Wednesday, March 23, 2016

John McCarthy on "Being Indie"

On "Being Indie" is a blog series that introduces us to a wide variety of small press authors and publishers as they discuss what being indie means to them. 

John McCarthy is the author of Ghost County (MG Press, 2016). His poetry has appeared in Best New Poets 2015, December, Fifth Wednesday, Jabberwock Review, The Minnesota Review, Oyez Review, The Pinch, Redivider, RHINO, and Salamander. He edited the anthology [Ex]tinguished and [Ex]tinct (Twelve Winters Press, 2014). John is the managing editor of Quiddity International Literary Journal and Public-Radio Program and is currently an MFA candidate at Southern Illinois University Carbondale.

Independent First Books

I think a large part of why I chose to publish my first book with a small press is due to my Midwestern heritage—some idea of flyover country—some kind of persistent Americana-type ideal of doing things independently when no one else is watching. These roots branched out in a rather synchronistic way when Midwestern Gothic Press asked to look at my manuscript, which of course, is very much influenced by affective happenings within the Midwest.

Since readership is valued more than royalties and paychecks when you choose to publish with an independent press, I figured the niche of readers that MG press had cultivated as a following would be the perfect audience for the book. Marketing would take care of itself. On social media, I have, in a way, marketed myself as a Midwestern writer, someone who is strongly influenced by the characteristics of the landscape. Between the presses’ following and my own, I felt strongly about the people who would purchase the book and look for a connection within it.

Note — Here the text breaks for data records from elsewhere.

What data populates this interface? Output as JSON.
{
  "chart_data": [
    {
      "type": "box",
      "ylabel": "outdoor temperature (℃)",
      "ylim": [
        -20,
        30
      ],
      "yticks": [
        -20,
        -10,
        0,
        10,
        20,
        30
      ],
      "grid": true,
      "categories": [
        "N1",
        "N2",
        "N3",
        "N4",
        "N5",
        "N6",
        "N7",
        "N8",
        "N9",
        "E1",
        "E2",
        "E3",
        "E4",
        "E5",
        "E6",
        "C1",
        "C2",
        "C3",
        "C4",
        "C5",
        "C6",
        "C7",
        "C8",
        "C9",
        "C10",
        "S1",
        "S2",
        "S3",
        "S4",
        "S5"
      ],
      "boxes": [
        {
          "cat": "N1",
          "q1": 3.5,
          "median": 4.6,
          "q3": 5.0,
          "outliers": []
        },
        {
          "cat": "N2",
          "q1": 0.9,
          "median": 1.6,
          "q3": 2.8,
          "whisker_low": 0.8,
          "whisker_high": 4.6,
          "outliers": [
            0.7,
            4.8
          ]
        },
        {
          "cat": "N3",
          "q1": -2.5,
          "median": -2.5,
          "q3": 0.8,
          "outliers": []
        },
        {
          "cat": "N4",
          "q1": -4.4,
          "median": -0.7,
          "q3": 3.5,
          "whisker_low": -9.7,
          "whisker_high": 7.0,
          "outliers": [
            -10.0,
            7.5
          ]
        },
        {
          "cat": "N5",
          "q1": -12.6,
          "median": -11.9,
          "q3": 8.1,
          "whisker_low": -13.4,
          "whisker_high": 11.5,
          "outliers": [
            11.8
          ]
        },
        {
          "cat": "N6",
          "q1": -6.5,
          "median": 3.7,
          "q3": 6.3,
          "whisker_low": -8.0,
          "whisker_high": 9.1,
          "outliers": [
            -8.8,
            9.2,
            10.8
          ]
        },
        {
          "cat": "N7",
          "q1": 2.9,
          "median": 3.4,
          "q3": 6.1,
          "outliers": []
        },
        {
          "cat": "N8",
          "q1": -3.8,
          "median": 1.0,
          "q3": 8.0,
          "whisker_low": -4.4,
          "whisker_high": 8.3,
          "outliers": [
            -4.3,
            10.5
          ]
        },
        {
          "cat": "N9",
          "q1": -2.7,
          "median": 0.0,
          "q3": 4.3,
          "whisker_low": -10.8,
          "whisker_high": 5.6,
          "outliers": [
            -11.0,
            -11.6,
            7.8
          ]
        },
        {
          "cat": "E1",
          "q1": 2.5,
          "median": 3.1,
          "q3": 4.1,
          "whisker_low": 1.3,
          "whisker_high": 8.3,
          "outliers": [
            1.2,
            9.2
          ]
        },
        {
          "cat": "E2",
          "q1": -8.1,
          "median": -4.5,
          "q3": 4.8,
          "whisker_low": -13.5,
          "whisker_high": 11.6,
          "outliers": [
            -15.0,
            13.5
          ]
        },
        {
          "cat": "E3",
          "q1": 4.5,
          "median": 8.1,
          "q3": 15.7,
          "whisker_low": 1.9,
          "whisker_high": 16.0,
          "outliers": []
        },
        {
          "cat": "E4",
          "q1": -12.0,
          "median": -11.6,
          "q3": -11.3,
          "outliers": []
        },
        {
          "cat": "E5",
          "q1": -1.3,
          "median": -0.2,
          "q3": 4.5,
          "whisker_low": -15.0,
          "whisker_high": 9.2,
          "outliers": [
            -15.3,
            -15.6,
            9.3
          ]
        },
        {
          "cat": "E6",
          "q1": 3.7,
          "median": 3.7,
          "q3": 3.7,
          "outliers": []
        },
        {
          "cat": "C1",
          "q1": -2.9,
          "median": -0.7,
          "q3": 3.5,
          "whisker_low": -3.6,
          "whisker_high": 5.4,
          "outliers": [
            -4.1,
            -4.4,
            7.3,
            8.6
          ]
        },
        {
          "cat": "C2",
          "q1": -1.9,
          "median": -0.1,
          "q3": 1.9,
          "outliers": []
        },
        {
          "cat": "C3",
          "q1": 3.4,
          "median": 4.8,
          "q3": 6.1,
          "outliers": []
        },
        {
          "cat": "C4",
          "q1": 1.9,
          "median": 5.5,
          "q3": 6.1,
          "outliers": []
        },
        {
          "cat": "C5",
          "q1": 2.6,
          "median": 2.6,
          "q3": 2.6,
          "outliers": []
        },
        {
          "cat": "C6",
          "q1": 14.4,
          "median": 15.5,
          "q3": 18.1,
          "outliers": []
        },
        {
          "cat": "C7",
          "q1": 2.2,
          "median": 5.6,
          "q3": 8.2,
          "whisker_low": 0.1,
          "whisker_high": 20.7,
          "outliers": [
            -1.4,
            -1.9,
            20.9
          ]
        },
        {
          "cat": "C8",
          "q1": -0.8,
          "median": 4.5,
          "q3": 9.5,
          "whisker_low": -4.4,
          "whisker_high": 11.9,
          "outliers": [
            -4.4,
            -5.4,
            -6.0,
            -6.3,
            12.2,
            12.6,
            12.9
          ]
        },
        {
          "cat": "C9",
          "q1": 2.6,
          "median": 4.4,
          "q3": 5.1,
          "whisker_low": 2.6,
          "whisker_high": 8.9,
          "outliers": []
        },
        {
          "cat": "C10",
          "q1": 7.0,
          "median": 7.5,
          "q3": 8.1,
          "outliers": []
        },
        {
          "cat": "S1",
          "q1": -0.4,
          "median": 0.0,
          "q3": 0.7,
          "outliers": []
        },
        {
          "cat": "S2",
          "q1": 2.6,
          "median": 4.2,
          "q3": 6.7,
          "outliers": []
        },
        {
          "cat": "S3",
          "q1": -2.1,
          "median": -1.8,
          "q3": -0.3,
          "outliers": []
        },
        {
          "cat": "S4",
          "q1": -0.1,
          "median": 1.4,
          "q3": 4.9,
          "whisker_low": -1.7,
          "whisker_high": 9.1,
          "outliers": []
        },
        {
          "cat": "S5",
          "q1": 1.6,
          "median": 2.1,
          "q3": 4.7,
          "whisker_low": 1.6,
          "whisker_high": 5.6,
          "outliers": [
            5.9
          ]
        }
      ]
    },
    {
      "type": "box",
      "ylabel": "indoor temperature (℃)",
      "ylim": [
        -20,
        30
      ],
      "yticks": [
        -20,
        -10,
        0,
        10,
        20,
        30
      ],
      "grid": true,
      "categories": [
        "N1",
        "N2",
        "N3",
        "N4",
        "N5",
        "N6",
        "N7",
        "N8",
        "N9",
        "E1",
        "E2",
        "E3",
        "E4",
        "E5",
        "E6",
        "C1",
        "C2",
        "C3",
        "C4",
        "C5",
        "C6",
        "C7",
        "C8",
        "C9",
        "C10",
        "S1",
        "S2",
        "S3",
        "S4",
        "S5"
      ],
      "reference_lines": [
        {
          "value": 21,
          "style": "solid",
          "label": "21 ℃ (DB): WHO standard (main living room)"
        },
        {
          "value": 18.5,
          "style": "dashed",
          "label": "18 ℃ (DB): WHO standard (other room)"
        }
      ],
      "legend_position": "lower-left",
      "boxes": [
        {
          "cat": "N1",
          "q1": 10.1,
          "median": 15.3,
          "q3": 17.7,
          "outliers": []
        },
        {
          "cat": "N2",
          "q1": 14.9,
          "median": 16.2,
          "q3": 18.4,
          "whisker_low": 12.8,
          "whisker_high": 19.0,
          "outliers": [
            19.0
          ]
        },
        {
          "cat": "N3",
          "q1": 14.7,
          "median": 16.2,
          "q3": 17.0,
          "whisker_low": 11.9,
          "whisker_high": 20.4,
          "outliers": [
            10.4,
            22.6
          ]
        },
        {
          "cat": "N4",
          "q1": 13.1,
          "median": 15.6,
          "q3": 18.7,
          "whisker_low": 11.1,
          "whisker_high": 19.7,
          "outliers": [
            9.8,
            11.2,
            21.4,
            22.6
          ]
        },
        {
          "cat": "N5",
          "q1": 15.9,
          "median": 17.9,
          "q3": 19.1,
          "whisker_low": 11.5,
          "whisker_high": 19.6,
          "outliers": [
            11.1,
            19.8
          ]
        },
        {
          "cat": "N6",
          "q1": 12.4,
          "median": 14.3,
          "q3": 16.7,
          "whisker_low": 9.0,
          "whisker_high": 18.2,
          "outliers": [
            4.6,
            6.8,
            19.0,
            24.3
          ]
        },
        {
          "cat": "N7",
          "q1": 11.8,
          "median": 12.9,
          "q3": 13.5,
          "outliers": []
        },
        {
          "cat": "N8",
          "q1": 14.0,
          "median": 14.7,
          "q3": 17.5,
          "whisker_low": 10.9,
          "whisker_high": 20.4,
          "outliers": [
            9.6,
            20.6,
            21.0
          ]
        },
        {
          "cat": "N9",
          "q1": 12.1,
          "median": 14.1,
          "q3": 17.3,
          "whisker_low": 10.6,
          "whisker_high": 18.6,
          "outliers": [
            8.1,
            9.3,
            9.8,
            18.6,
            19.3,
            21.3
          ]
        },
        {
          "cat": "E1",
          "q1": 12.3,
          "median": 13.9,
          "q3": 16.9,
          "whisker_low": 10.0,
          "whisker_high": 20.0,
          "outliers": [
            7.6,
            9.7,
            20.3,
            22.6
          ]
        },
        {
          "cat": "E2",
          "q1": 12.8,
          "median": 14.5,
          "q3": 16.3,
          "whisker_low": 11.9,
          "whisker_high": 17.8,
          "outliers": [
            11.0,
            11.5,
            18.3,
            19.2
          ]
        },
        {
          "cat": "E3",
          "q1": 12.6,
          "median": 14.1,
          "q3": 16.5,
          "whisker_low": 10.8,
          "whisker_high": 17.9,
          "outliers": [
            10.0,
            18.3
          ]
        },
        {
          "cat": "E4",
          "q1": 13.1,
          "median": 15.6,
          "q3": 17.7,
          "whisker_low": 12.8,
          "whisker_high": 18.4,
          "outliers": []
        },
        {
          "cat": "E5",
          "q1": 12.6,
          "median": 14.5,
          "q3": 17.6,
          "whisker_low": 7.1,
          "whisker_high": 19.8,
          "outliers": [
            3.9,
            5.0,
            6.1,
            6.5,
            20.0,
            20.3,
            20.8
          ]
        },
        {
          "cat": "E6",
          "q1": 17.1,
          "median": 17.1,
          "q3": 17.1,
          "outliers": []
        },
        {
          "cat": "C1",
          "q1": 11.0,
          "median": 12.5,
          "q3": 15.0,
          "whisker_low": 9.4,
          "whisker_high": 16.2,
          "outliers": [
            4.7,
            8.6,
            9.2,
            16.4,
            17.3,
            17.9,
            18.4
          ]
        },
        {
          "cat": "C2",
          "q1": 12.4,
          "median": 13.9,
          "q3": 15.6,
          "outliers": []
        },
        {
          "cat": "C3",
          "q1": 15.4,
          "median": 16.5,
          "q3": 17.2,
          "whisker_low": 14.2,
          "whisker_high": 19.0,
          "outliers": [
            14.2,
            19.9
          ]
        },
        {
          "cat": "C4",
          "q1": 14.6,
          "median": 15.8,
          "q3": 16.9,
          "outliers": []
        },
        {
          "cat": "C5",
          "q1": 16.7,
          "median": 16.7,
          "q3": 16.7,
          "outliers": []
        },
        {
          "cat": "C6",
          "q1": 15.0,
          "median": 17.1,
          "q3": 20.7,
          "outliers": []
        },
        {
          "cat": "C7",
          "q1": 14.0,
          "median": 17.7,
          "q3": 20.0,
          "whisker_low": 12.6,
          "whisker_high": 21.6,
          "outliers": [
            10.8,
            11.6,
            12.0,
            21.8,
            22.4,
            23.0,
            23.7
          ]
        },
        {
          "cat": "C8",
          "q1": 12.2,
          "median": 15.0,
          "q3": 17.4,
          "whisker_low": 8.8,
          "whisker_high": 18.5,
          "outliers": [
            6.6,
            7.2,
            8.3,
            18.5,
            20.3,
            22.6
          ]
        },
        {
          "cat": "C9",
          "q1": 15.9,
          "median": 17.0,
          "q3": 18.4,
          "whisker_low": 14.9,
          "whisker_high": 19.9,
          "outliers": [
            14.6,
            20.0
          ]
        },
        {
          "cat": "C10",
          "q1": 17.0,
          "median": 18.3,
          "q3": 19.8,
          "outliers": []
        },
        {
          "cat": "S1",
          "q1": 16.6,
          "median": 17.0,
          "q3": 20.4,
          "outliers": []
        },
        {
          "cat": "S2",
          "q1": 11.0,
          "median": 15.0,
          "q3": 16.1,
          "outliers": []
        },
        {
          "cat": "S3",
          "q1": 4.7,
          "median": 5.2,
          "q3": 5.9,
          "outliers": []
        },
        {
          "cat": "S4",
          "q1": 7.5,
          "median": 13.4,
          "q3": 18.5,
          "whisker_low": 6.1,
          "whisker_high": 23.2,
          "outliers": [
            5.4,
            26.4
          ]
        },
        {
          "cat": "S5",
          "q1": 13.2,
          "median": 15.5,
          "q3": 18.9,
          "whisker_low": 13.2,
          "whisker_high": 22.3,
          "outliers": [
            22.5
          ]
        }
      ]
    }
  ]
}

Connection is one human desire present in all of us, the desire to connect with others or, at least, in some way, with ourselves. Ghost County is, in some ways, about wanting to connect, the failure of connecting, but the perennial, possible hope of finding connection. It was this desire that led to the easy choice of publishing my first book with an independent press. There was a more intimate chance at connection with my publisher and with my potential readers.

When you choose to publish with an independent press, the responsibility is on you, the writer, to take up half of the marketing and promotion, which means you, the writer, are on the ground creating a shared, mutual energy with a reader. I once drove six hours, spending over $100.00 of my own money to give an unpaid reading to ten people, but I was able to connect personally with them. I was able to share my work with them, and they, too, felt comfortable showing me or telling me about their own work. It was a personal connection that wouldn’t have been possible otherwise.

Building community on this level, within this microcosm of the literary world is one of the premier parts about publishing with an independent press. The connection seems more intimate, more real. To me, it expounds the characteristics of what it means to be from, and of, the Midwest.

When I find myself in discussions about independent presses, I think of an essay by Seth Abramson, originally published in Spoon River Poetry Review, in which he said something along the lines of “the problem with the current literary world and MFA world isn’t that there is too much bad writing, it’s that there is too much good writing.” I like to think of this quote in terms of all art. Think of movies, music, and visual art, some of the best works from the past twenty years have come from small, independent film companies or recording studios, and I see the same thing happening with writing. Most of my favorite writers either first published with independent presses or are still publishing with them. The desire for connection was present within these artists and writers, and the particular resources provided by independent presses allowed them the freedom and individual setup to connect with their audience. It allowed them the malleability to create the life and aesthetic they, as the artist and writer, wanted.

To think that the quality of art depends upon the revenue generated or the marketing package of a big publishing house, suggests, to me, a limited understanding of what it means to be a creative. This way of thinking is detrimental to our roles within the literary community. This way of thinking suggests the kind of privilege that calls itself prestige. Most, not all, prestige is just that—privilege that is afforded the elite comfort of separating itself from a wider community and not having to work or adapt to change.

This way of thinking is why I chose to publish my first book with MG Press. They are allowing me the freedom to build my own aesthetic. They are allowing me the opportunity to build community and camaraderie with an audience that will appreciate the Midwestern sentiments within Ghost County. Independent presses are indispensible to all of the good writing that exists. Independent presses are necessary and are irreplaceable when it comes to giving voices to those outside of the mainstream, without disavowing the mainstream but rather complimenting it.